Analyses were by intention to treat. Children who migrated out of the study area or who refused further participation were censored at the time they left the study. We used SAS (version 8) and STATA (version 8.0) for statistical analyses. We compared treatment groups by baseline household, maternal, and child characteristics to assess imbalance after randomisation. We adjusted estimates of standard error to account for the clustered randomisation, using the generalised estimating equations approach.27
We used two approaches to assess the effect of treatment on mortality: the first estimated the incidence density of mortality with person-time as the denominator of the observed rates; and the second used survival analysis techniques such as Kaplan-Meier survival curves. We used Cox proportional hazard models to adjust for potentially confounding factors imbalanced in the treatment groups and to model potential effect modification. We estimated standard errors of the relative risks from proportional hazards models, using robust variance estimation to account for the clustered randomisation.28
We calculated incidence density rates of diarrhoea, dysentery, and acute respiratory infections with days during episodes excluded from the denominator of person-years at risk.

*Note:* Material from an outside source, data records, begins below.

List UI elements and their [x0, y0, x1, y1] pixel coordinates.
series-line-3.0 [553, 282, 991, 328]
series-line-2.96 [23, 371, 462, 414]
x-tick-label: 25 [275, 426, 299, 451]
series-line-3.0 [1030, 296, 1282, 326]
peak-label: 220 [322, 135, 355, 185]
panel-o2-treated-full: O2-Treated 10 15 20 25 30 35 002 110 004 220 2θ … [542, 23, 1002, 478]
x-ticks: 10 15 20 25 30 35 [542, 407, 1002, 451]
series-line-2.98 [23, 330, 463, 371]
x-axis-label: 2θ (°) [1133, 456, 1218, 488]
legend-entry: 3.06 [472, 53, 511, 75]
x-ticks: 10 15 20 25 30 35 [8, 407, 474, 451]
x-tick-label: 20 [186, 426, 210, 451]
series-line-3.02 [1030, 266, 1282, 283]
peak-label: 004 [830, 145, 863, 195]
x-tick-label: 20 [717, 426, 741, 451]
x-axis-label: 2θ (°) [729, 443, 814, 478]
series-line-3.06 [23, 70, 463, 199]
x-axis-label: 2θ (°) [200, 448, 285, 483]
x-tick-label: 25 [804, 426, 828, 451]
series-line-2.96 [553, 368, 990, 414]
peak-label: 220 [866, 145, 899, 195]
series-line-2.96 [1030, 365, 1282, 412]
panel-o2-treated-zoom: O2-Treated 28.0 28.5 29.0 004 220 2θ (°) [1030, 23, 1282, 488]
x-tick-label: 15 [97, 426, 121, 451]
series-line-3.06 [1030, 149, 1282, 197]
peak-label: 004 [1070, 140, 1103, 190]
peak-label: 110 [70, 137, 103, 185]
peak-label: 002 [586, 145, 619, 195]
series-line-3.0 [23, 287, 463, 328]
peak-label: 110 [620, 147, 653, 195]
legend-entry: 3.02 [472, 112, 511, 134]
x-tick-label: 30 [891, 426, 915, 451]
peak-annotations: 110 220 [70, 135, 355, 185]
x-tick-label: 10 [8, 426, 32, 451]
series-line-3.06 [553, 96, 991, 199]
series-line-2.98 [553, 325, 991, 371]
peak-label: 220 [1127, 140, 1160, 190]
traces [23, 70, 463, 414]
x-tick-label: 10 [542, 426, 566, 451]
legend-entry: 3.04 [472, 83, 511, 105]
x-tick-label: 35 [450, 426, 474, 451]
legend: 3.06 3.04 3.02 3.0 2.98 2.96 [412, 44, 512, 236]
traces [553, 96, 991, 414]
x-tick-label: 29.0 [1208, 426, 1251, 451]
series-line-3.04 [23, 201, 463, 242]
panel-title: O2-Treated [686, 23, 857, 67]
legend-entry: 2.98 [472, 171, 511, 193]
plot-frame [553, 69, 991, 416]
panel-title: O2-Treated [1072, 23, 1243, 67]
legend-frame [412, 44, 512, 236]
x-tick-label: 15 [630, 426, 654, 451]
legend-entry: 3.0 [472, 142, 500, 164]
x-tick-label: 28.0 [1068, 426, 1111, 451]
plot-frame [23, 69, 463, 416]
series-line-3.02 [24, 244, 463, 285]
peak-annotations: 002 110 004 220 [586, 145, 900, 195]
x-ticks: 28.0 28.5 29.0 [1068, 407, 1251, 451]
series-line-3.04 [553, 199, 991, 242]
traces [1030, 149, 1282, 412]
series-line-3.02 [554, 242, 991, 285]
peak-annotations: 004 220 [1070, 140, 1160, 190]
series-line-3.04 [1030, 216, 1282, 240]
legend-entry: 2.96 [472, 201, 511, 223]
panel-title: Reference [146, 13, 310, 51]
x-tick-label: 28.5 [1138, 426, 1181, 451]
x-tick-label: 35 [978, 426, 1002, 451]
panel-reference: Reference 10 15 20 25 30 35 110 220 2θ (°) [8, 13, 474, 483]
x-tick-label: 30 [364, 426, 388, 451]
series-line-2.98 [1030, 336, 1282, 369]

An independent data and safety monitoring board that included a paediatrician, a biostatistician, and the Member Secretary of the Nepal Health Research Council was formed and met four times to review the protocol and the data for safety and efficacy. There was no pre-established statistical stopping rule adopted by the data and safety monitoring board. However, detailed analysis was done only if the statistical evidence for treatment differences in mortality reached a p value of 0·2 or lower. At the fourth meeting in July, 2003, the board recommended that the iron and folic acid-containing groups of the trial be stopped because there was no evidence of a beneficial effect and the statistical power to detect significant differences in mortality between the treatment groups would be small by the time study recruitment and follow-up were completed. They concluded that further recruitment efforts would be better expended on increasing the zinc versus placebo groups of the trial. These groups will continue enrolment and follow-up in 2006. The ethical committees approved this decision and the protocol change was made in mid-November 2003.
So that the investigators did not become aware of treatment allocation, we gave a data file to an independent systems analyst who replaced the individual identifiers with a new, random set of identification numbers, filed the linked old and new identification information in a secure location, and then replaced the treatment codes with the actual treatment received. Here, we report the primary and secondary outcomes and their differences between the groups who were taking placebo, iron and folic acid, and iron and folic acid with zinc. The investigators, staff, and participants remain masked to the actual treatment codes.
This study is registered at clinicaltrials.gov, number NCT00109551.
Role of the funding source
The sponsors of the study had no role in study design, data collection, data analysis, data interpretation, or writing of the report. The corresponding author had full access to all the data in the study and had final responsibility for the decision to submit for publication.